Susan Leigh Star (“Leigh”) is Professor of Communication at the University of California, San Diego. She is also faculty in the Department of Sociology and in the Science Studies Program there. Prior to joining the faculty at UCSD, Leigh was professor of Information Science at the Graduate School of Library and Information Science at the University of Illinois, Urbana-Champaign. For many years she has collaborated with computer and information scientists, with whom she has studied work, practice, organizations, scientific communities and their decisions, and the social/moral aspects of information infrastructure. She originally trained as an ethnographer and grounded theorist (with Anselm Strauss), and received her Ph.D. in Sociology of science and medicine from the University of California, San Francisco. She is a feminist activist, poet, and social theorist, in addition to being a troubler of categories.
With Geoffrey Bowker, her most recent book is Sorting Things Out: Classification and Its Consequences. Her previous work includes studies of a scientific museum, a community of biologists, the several communities intersecting to form modern brain research and surgery, and methodological pieces on the study of infrastructure from a social science perspective.
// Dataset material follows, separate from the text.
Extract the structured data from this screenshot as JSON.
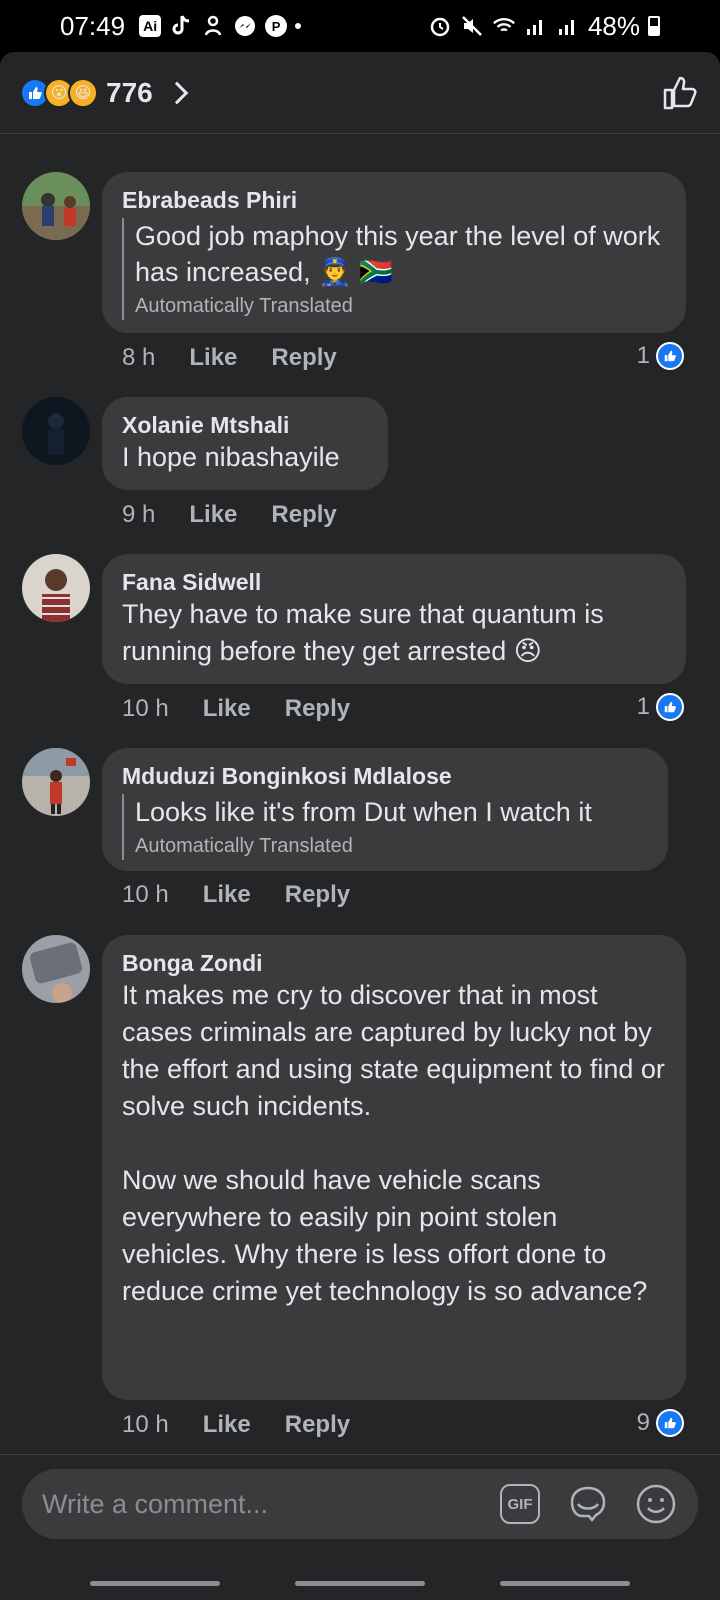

Among her analytic contributions are the notion of “boundary object”; the development of Gregory Bateson’s work on double binds as applied to infrastructure; and explication of the concept of “invisible work,” especially as applied to the design of information systems.
Star’s current work includes a monograph extending theories of boundary objects, Boundary Objects and the Poetics of Infrastructure (MIT Press, forthcoming). She is as well developing a new project on severe chronic pain and its manifestation in the body, bureaucracy, infrastructure, and categorization schemes. The study of chronic pain extends her interest in residual categories distributed throughout large-scale systems, as it is one of the quintessential phenomena to “fall between the cracks” of modern medicine.
Recently she’s become interested in how infrastructure encodes values and aspects of culture, with the methodological question of how people can better “read” complex infrastructure, including but not limited to information infrastructure (or rather, information broadly construed). She is also a poet, and calls this “the poetics of infrastructure.” Many of the processes that go into building and using infrastructure come to life by thinking of irony, invisibility, fragility, suffering, rage, and love—the language of poetics.